The Chamber didn’t appeal to the U.S. Supreme Court, instead electing to collaborate with the city on how the ordinance would be regulated, effectively ending the court battle.

Then in June, just as the police killing of George Floyd sparked an uprising over racial justice, researchers at Boston University published one of the first major studies examining salary-history bans in about a dozen states. They found that following such bans, pay increased a year later for people who changed jobs by about 5% overall. For women, the increase was 8%, and for Black workers it was 13%.

“Salary histories,” the researchers wrote, “appear to account for much of the persistence of residual wage gaps.”

The Philadelphia Commission on Human Relations approved the final regulations last week, including a clarification that the salary-history ban applies only when an employer is interviewing a job applicant for a position located in Philadelphia — the location of the employer’s headquarters or where the interview is conducted aren’t considered.

The ban also doesn’t apply to applicants for internal transfer or promotion within their current place of work.

There are other ways for companies to set wages. The employer can rely on market data for salaries, ask about competing offers, and may also ask the job applicant about salary expectations, so long as the candidate is not asked whether that expectation is tied to a salary history at other places of work.

» READ MORE: How slow-to-act Philadelphia came to pass some of the most cutting-edge worker laws in the nation

Job applicants who are asked their salary history can report a violation to the Commission on Human Relations, a process that could include filing a formal complaint.

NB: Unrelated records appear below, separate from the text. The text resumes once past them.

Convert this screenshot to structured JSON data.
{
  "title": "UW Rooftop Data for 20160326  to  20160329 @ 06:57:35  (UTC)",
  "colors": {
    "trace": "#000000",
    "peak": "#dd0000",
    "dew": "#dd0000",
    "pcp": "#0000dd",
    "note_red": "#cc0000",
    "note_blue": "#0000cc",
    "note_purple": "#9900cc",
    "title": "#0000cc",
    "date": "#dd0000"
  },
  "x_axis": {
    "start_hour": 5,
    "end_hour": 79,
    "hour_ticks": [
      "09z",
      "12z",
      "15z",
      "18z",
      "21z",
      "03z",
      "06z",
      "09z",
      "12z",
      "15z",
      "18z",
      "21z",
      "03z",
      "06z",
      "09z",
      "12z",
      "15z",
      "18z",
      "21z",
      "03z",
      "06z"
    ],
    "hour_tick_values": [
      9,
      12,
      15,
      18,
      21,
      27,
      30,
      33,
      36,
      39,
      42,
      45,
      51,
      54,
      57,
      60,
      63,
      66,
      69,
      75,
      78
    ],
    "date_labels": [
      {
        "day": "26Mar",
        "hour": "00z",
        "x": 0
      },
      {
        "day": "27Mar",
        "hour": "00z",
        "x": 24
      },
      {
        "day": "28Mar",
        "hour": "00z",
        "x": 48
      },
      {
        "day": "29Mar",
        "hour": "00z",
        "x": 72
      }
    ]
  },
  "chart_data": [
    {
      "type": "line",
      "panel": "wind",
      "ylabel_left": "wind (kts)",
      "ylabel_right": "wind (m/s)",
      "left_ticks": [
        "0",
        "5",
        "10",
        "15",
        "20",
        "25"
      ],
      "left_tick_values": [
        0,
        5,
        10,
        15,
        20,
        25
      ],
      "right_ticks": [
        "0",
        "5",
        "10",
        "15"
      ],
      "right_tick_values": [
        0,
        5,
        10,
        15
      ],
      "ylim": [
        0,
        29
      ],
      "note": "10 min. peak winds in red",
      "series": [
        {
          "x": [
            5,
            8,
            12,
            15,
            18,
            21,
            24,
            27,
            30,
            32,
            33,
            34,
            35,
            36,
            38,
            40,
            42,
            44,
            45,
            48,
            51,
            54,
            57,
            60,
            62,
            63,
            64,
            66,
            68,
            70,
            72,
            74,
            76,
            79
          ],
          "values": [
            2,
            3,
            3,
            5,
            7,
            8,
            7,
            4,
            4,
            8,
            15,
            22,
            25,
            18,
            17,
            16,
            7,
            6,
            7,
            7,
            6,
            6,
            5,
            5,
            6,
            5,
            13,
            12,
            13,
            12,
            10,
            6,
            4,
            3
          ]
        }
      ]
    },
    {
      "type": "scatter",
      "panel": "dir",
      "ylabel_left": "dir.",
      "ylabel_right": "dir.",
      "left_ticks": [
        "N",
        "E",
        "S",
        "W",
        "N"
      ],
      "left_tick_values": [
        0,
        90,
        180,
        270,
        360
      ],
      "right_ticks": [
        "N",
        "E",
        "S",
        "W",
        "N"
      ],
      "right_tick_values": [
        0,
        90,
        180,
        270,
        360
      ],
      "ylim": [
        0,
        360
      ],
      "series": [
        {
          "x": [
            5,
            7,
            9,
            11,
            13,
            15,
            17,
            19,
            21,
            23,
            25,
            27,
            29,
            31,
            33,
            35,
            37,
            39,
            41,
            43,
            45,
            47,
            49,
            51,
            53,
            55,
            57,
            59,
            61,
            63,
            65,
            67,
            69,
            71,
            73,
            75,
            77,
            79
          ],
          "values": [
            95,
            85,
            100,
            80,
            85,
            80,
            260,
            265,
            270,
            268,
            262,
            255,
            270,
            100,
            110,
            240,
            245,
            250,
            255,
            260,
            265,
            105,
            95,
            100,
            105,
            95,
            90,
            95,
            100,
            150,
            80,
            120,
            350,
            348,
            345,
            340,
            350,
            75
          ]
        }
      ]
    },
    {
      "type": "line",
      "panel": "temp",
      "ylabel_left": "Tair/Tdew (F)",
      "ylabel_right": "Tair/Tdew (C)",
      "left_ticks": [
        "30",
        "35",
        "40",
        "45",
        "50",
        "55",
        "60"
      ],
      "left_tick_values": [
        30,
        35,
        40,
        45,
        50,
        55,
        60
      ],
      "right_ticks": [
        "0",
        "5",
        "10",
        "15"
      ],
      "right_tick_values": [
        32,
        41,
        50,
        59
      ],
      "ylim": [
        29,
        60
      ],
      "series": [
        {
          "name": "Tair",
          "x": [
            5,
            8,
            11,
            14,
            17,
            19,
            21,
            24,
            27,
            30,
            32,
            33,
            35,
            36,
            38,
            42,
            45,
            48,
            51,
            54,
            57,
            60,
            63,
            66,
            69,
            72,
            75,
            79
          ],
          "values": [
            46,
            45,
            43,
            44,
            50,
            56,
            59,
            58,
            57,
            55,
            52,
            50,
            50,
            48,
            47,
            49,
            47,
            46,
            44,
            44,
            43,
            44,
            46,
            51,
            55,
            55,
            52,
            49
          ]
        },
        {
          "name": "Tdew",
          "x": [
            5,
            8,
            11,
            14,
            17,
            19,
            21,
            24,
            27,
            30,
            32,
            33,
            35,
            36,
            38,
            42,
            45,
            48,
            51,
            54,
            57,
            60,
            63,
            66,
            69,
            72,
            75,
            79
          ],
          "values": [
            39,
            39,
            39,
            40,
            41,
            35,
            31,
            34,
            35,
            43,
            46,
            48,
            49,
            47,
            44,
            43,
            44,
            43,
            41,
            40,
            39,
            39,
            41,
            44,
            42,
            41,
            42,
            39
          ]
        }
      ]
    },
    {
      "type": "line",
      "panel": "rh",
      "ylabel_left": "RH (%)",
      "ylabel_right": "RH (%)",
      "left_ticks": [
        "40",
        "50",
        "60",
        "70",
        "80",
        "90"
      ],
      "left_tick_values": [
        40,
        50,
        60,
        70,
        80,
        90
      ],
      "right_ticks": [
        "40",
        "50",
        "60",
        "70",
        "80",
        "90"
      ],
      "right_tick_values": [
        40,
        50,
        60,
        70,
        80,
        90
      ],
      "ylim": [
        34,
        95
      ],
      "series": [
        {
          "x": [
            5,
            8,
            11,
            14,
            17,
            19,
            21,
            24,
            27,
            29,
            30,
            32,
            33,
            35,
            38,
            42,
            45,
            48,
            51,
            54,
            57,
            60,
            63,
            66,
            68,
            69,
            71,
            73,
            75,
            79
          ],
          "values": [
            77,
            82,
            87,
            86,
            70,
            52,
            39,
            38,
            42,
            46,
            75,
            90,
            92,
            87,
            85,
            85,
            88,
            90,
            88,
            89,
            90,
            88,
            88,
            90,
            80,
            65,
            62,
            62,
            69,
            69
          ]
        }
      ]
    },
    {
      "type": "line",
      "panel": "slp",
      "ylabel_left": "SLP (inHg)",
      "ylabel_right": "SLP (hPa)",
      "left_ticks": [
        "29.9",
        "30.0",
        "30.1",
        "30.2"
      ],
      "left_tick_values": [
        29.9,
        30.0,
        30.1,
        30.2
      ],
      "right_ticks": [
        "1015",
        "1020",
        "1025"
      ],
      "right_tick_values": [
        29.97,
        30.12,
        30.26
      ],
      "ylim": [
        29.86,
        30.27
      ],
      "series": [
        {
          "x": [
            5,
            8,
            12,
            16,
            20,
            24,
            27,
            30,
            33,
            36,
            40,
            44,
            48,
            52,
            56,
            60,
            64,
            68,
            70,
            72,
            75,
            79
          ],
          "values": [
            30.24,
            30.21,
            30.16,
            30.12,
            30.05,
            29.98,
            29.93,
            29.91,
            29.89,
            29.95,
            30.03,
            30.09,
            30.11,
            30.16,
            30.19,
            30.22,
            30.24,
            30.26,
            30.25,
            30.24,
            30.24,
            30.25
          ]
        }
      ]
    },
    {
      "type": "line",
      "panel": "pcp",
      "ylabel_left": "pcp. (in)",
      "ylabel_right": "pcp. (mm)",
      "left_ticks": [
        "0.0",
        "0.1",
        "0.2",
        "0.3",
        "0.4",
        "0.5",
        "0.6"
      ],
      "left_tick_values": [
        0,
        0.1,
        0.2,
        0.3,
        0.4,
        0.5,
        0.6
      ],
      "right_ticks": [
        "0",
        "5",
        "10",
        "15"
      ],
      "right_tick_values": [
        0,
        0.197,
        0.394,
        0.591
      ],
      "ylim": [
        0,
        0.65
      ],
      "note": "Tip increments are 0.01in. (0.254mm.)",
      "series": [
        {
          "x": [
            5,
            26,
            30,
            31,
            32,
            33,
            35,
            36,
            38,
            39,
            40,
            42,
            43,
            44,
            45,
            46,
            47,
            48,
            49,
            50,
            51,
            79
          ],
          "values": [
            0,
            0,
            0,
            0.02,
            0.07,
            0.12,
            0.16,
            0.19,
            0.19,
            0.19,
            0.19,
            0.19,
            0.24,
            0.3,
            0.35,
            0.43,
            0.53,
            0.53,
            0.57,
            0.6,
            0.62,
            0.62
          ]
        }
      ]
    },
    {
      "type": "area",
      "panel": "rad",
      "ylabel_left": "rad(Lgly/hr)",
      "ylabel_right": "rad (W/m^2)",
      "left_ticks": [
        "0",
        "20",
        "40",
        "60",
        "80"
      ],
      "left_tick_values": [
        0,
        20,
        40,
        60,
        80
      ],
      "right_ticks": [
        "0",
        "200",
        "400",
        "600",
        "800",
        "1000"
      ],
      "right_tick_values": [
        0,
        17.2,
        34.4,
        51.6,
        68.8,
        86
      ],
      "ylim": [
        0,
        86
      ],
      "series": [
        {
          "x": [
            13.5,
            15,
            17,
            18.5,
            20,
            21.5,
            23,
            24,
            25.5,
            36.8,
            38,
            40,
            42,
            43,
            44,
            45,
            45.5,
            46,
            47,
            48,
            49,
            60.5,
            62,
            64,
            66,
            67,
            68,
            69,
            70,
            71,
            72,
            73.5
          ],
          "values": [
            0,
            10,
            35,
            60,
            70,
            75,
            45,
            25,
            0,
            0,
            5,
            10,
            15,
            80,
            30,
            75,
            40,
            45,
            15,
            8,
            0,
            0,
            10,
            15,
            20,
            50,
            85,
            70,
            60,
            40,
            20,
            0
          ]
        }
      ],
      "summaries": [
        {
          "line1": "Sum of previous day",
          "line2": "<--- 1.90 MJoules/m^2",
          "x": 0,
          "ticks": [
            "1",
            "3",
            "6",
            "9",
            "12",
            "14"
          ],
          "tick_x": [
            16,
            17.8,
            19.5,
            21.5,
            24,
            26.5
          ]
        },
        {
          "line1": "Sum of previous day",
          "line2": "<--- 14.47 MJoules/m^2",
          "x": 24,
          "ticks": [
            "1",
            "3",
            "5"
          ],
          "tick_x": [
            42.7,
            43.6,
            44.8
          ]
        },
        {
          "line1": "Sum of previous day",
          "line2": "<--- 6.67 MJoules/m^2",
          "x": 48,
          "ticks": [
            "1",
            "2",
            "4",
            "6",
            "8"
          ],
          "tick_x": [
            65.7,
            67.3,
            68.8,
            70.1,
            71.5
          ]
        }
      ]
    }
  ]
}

The commission could then award the job candidate damages, and the employer could face litigation and fines.

Rue Landau, executive director of the commission, said in a statement that while enforcement can begin soon, it’s the city’s preference that businesses voluntarily comply by revising their procedures in accordance with the law.

Rob Wonderling, president of the Greater Philadelphia Chamber of Commerce, said in a statement that the group is grateful to have had “ample time” to draft and review the regulations ahead of the enforcement date as a result of the pandemic and the “dramatic and negative impact that it has had on the business community.”

“It is our hope that the wage-equity ordinance will help in closing the gender pay equity gap,” Wonderling said, “while at the same time not placing a difficult regulatory burden on the business community.”

Salary-history bans have taken effect in states and municipalities across the country over the last decade, including in New Jersey, where officials last year put in place similar rules.